An early short-course oral regimen combining prednisolone, colchicine, salicylate, direct anti-Xa inhibitor and furosemide may reduce the risk of high flow oxygen need, mechanical ventilation requirement or 28-day mortality in hospitalised non-critically ill coronavirus disease 2019 (COVID-19) patients, according to a study published in the Journal of Infection.
“Based on the data [from previous studies] and the pathophysiology of COVID-19 and its complications, i.e. thrombosis, inflammation and congestion, we hypothesised that a five-drug regimen consisting in a 5-day course of 1mg/kg/day prednisone, 80 mg/day furosemide, 75 mg/day salicylate, colchicine (1mg loading dose followed by 0.5 mg one hour later then 0.5 mg every 8h as recommended to treat acute gout) and direct anti-Xa inhibitor such as rivaroxaban or apixaban would optimally mitigate COVID-19-attributed mortality,” wrote Jean-Philippe Kevorkian, Université de Paris, Paris, France and colleagues.

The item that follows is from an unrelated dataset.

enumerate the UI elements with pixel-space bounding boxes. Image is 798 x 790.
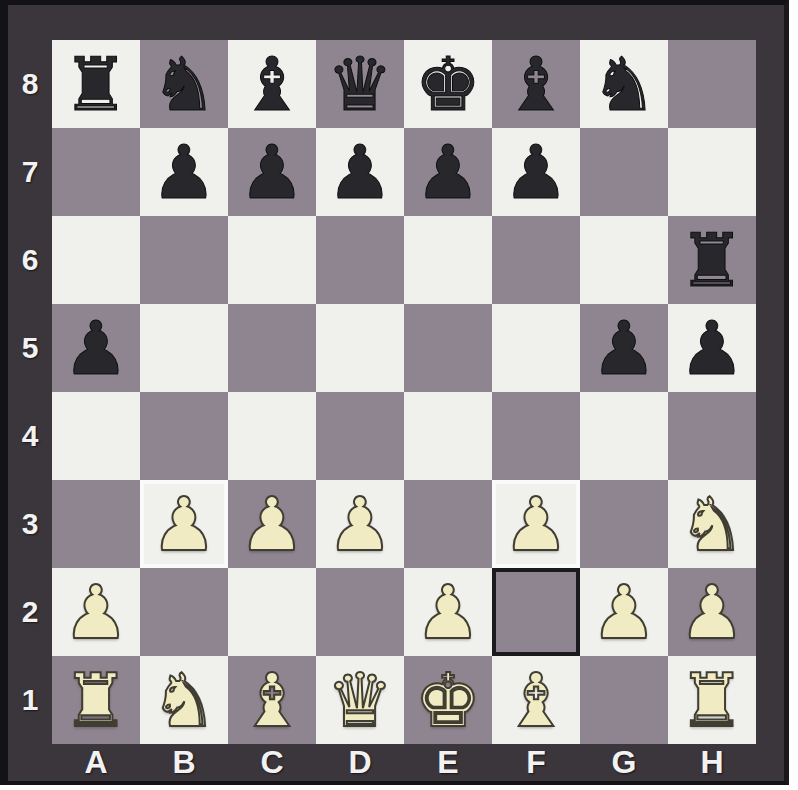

A total of 68 non-critically ill COVID-19 patients (median age, 66 years) requiring >1L/min-oxygen admitted between January 9 and November 30, 2020 were included in this observational study. Of the patients, 28 (41%) received the five drug-therapy regimen while 40 (59%) in the control group were treated with dexamethasone (6 mg once daily for up to 10 days). The primary composite endpoint was the requirement of high-flow oxygen therapy, non-invasive or invasive mechanical ventilation (corresponding to care escalation from ward to intensive care unit [ICU]) or 28-day mortality).

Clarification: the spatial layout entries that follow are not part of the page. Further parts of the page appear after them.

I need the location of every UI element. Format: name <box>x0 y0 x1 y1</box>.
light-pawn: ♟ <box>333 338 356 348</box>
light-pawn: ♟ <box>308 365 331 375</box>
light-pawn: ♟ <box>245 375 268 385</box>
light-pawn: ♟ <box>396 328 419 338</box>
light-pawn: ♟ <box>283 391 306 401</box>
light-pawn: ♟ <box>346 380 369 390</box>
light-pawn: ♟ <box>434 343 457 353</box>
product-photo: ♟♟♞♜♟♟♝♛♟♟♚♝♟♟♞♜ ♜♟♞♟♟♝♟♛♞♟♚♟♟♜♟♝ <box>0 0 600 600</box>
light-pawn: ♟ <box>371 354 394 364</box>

Among patients receiving the five-drug regimen, study data showed that the incidence of primary composite endpoint was lower than that in the control group (odds ratio [OR], 0.097; 95% confidence interval [CI], 0.001-0.48; P = 0.0009). Multivariate analysis confirmed the significant effect of the five-drug regimen on outcome after adjusting for covariates including age, body-mass index, 4C Mortality Score, high serum brain natriuretic peptide (BNP) level and high white blood cell count (OR, 0.043; 95% CI, 0.0053-0.21; P = 0.0005).

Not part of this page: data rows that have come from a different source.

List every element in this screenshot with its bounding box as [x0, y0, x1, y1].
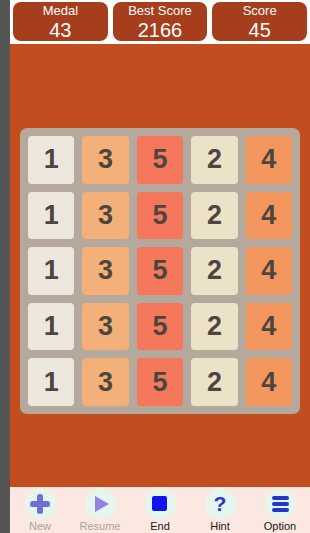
toolbar-label-hint: Hint [210, 520, 230, 533]
toolbar-label-resume: Resume [80, 520, 121, 533]
menu-icon-circle [265, 489, 296, 519]
tile-r5c5: 4 [246, 358, 292, 406]
tile-r2c5: 4 [246, 192, 292, 240]
tile-r5c4: 2 [191, 358, 237, 406]
menu-icon [270, 494, 290, 514]
tile-r4c3: 5 [137, 303, 183, 351]
tile-r3c3: 5 [137, 247, 183, 295]
tile-r4c5: 4 [246, 303, 292, 351]
score-label: Score [212, 3, 307, 19]
best-score-value: 2166 [113, 19, 208, 41]
stop-square-icon [150, 494, 170, 514]
tile-r3c5: 4 [246, 247, 292, 295]
tile-r5c3: 5 [137, 358, 183, 406]
tile-r5c2: 3 [82, 358, 128, 406]
tile-r2c4: 2 [191, 192, 237, 240]
toolbar-button-end[interactable]: End [130, 487, 190, 533]
medal-value: 43 [13, 19, 108, 41]
question-icon: ? [210, 494, 230, 514]
tile-r1c2: 3 [82, 136, 128, 184]
tile-r1c4: 2 [191, 136, 237, 184]
play-icon-circle [85, 489, 116, 519]
tile-r3c2: 3 [82, 247, 128, 295]
score-header: Medal 43 Best Score 2166 Score 45 [10, 0, 310, 44]
tile-r3c4: 2 [191, 247, 237, 295]
tile-r4c2: 3 [82, 303, 128, 351]
board[interactable]: 1352413524135241352413524 [20, 128, 300, 414]
stat-box-score: Score 45 [212, 2, 307, 41]
app-screen: Medal 43 Best Score 2166 Score 45 135241… [10, 0, 310, 533]
stat-box-best-score: Best Score 2166 [113, 2, 208, 41]
question-icon-circle: ? [205, 489, 236, 519]
tile-r5c1: 1 [28, 358, 74, 406]
score-value: 45 [212, 19, 307, 41]
tile-r4c1: 1 [28, 303, 74, 351]
tile-r1c5: 4 [246, 136, 292, 184]
toolbar-button-new[interactable]: New [10, 487, 70, 533]
stop-square-icon-circle [145, 489, 176, 519]
tile-r2c1: 1 [28, 192, 74, 240]
tile-r4c4: 2 [191, 303, 237, 351]
toolbar-label-option: Option [264, 520, 296, 533]
plus-icon-circle [25, 489, 56, 519]
toolbar-label-new: New [29, 520, 51, 533]
tile-r1c1: 1 [28, 136, 74, 184]
tile-r3c1: 1 [28, 247, 74, 295]
tile-r2c2: 3 [82, 192, 128, 240]
toolbar: NewResumeEnd?HintOption [10, 487, 310, 533]
toolbar-button-hint[interactable]: ?Hint [190, 487, 250, 533]
stat-box-medal: Medal 43 [13, 2, 108, 41]
plus-icon [30, 494, 50, 514]
best-score-label: Best Score [113, 3, 208, 19]
tile-r2c3: 5 [137, 192, 183, 240]
toolbar-label-end: End [150, 520, 170, 533]
toolbar-button-option[interactable]: Option [250, 487, 310, 533]
medal-label: Medal [13, 3, 108, 19]
tile-r1c3: 5 [137, 136, 183, 184]
toolbar-button-resume[interactable]: Resume [70, 487, 130, 533]
play-icon [90, 494, 110, 514]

Additionally, the researchers analysed patient subgroups following stratification by age, gender and risk factors including diabetes, elevated BNP (threshold, 100ng/ml) and troponin levels (threshold, 16ng/mL). They found that the five-drug regimen was associated with a significant reduction in primary composite endpoint in males only (OR, 0.059; 95% CI, 0.01-0.45; P = 0.0009). Further, the primary composite endpoint was improved in patients with elevated-BNP compared with low-BNP patients (P = 0.0003).
“The five drugs included in our regimen were given orally for a short course, paving the way for an outpatient treatment,” the authors noted. Nonetheless, they said that these preliminary observational findings should be confirmed in larger cohorts.